2. Bambola

373 30 16
                                    

Dopo due ore e quaranta minuti interminabili di volo Napoli-Madrid, una vera tortura psicologica per Romeo perché Emma si faceva tanto la grossa, ma aveva il terrore degli aerei e di morire mangiata dagli squali nell'oceano, erano finalmente arrivati a destinazione.

Emma e Romeo, recuperati i bagagli e la gabbietta di Dolly, arrancavano in mezzo alla folla di viaggiatori nell'aeroporto di Madrid-Barajas con trentacinque chili di valigie, due zaini in spalla e la reginetta dei porcellini d'India, la quale non era stata divorata da nessun pitone.

«Mi fa male la testa», borbottò Romeo.

«Perché hai trascorso più di due ore ad ascoltare la tua musica di merda», replicò Emma, soffiandosi un ciuffo di capelli color mogano dalla fronte.

Romeo la guardò di traverso. «Non ti sei chiesta il perché? Meglio rimbambirsi con la mia musica di merda che ascoltarti mentre ti lamenti delle turbolenze, della presenza di squali e orche assassine sotto ai nostri culi sospesi nel cielo, dei pitoni serial-killer di porcellini d'India, della puzza di ascelle, di scorreggia e delle hostess antipatiche!»

Emma lo fissò, si fece schioccare la lingua contro al palato e, successivamente, gli regalò un sorrisetto. «Okay... Ma perché ti agiti in questo modo? E non urlare perché le tue urla stressano Dolly.
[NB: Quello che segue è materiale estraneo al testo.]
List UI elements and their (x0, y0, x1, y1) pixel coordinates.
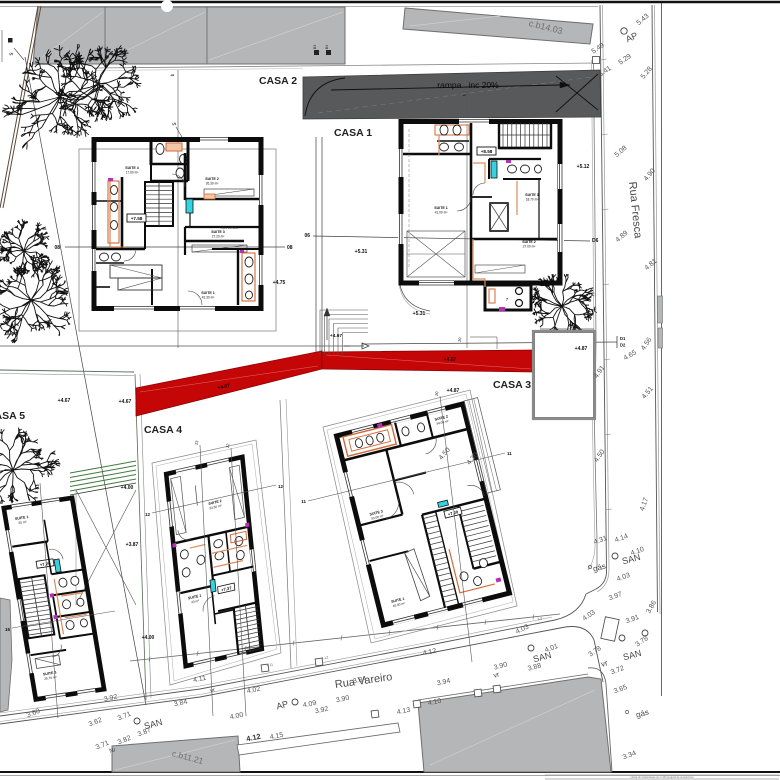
svg-text:dpós cobradas: dpós cobradas (221, 226, 239, 230)
svg-text:11: 11 (507, 451, 512, 456)
svg-text:SUITE 1: SUITE 1 (201, 291, 215, 295)
svg-text:s: s (172, 123, 178, 126)
svg-text:+5.31: +5.31 (413, 311, 426, 317)
svg-text:+4.00: +4.00 (142, 635, 155, 641)
svg-text:B3: B3 (313, 45, 317, 49)
svg-text:+4.67: +4.67 (119, 399, 132, 405)
svg-text:27.20 m²: 27.20 m² (212, 235, 225, 239)
svg-text:CASA 2: CASA 2 (259, 75, 297, 87)
svg-text:rampa inc 20%: rampa inc 20% (437, 80, 499, 90)
svg-text:CASA 1: CASA 1 (334, 127, 372, 139)
svg-text:planta de implantacao esc 1:2: planta de implantacao esc 1:200 projecto… (631, 776, 695, 779)
svg-text:+4.75: +4.75 (273, 280, 286, 286)
svg-text:15: 15 (5, 627, 11, 632)
svg-text:+5.31: +5.31 (355, 249, 368, 255)
svg-text:11: 11 (301, 499, 306, 504)
svg-text:42.30 m²: 42.30 m² (202, 296, 215, 300)
svg-text:CASA 4: CASA 4 (144, 424, 182, 436)
svg-text:CASA 5: CASA 5 (0, 410, 25, 422)
svg-text:+4.67: +4.67 (58, 398, 71, 404)
svg-text:SUITE 1: SUITE 1 (434, 206, 448, 210)
svg-text:D1: D1 (620, 336, 626, 341)
svg-text:SUITE 3: SUITE 3 (211, 230, 225, 234)
svg-text:+8.58: +8.58 (481, 149, 493, 154)
svg-text:D6: D6 (592, 238, 599, 244)
svg-text:+4.67: +4.67 (444, 357, 457, 363)
svg-text:08: 08 (54, 245, 60, 251)
svg-text:+5.12: +5.12 (577, 164, 590, 170)
svg-text:12: 12 (145, 512, 151, 517)
svg-text:+4.67: +4.67 (330, 333, 342, 339)
svg-text:+4.00: +4.00 (121, 485, 134, 491)
svg-text:+7.58: +7.58 (131, 216, 143, 221)
svg-text:SUITE 4: SUITE 4 (125, 166, 139, 170)
svg-text:CASA 3: CASA 3 (493, 379, 531, 391)
svg-text:SUITE 2: SUITE 2 (522, 240, 536, 244)
svg-text:+4.87: +4.87 (447, 388, 460, 394)
svg-text:+4.87: +4.87 (575, 346, 588, 352)
svg-text:12: 12 (278, 484, 284, 489)
svg-text:27.00 m²: 27.00 m² (523, 245, 536, 249)
svg-text:06: 06 (304, 233, 310, 239)
svg-text:41.00 m²: 41.00 m² (435, 211, 448, 215)
svg-text:17.60 m²: 17.60 m² (126, 171, 139, 175)
svg-text:08: 08 (287, 245, 293, 251)
svg-text:3.9: 3.9 (537, 617, 542, 622)
svg-text:+3.87: +3.87 (126, 542, 139, 548)
svg-text:s: s (9, 53, 15, 56)
svg-text:D2: D2 (620, 343, 626, 348)
svg-text:B4: B4 (325, 45, 329, 49)
svg-text:26.30 m²: 26.30 m² (206, 182, 219, 186)
svg-text:18.70 m²: 18.70 m² (526, 198, 539, 202)
svg-text:SUITE 3: SUITE 3 (525, 193, 539, 197)
svg-text:SUITE 2: SUITE 2 (205, 177, 219, 181)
Deve già riprendersi da un volo dove ha rischiato di diventare l'antipasto di un pitone».

Romeo alzò il capo verso il soffitto e rilasciò un lungo, lunghissimo respiro.

Io sono stressato, non Dolly che deve aver mangiato e dormito per tutto il volo.

«Mi agito perché siamo in piedi da questa mattina alle cinque e perché ho bisogno di un cazzo di caffè, ma non siamo a Napoli quindi dovrò accontentarmi del caffè sciacquato del McDonalds!»

Emma sibilò l'aria tra i denti. «Tua nonna ti leverebbe dal testamento se potesse ascoltarti, in questo momento».

Romeo guardò la sua migliore amica. «Emma?»

Emma sorrise, sapeva già cosa stava per dirgli. «Sì, Romeo, ci vado ogni giorno a fanculo per merito tuo, è davvero un bel posto pieno di gente, ma ora devi davvero calmarti».

Romeo, il quale normalmente non era mai così nervoso ed isterico, strinse le labbra in una linea sottile e continuò a trascinare le sue valigie verso l'uscita dell'aeroporto con Emma che sogghignava al suo fianco.

Non si era pentito di essersela portata dietro, ma aveva davvero bisogno di quel caffè.

E quel viaggio della speranza non era ancora terminato perché, dopo quasi tre ore di aereo, avrebbero dovuto farsi un'altra mezz'ora di Flixbus per raggiungere il centro di Madrid e da lì continuare il viaggio con l'ausilio di Google Maps, alla ricerca dell'appartamento che avevano preso in affitto, nei pressi della Escuela Secundaria de Madrid, dove Romeo avrebbe insegnato, per la durata di quell'anno accademico, lontani dalla sua Napoli.

Emma, invece, si era semplicemente permessa di prendersi un anno sabbatico, dicendo che ne aveva bisogno perché non si fermava con il Taekwondo da quando aveva tredici anni e che si era rotta le palle di insegnare ai ragazzini come prendere a calci senza rompersi un piede o rischiare una denuncia.

Emma parlava in quel modo perché non era propriamente una principessa e aveva dei modi del tutto poco ortodossi, ma amava quello che faceva. Però, ad un certo punto della vita di ogni adulto, tutti avevano bisogno di prendersi una pausa, come Emma, o di cambiare aria, come Romeo.

Una volta posato il suo culo stanco sul sedile pieno di germi del Flixbus, Romeo si infilò nuovamente le auricolari, chiuse gli occhi, si aggiustò gli occhiali sul naso e si massaggiò una spalla indolenzita mentre sognava una tazza di caffè espresso fumante di sua nonna Maria.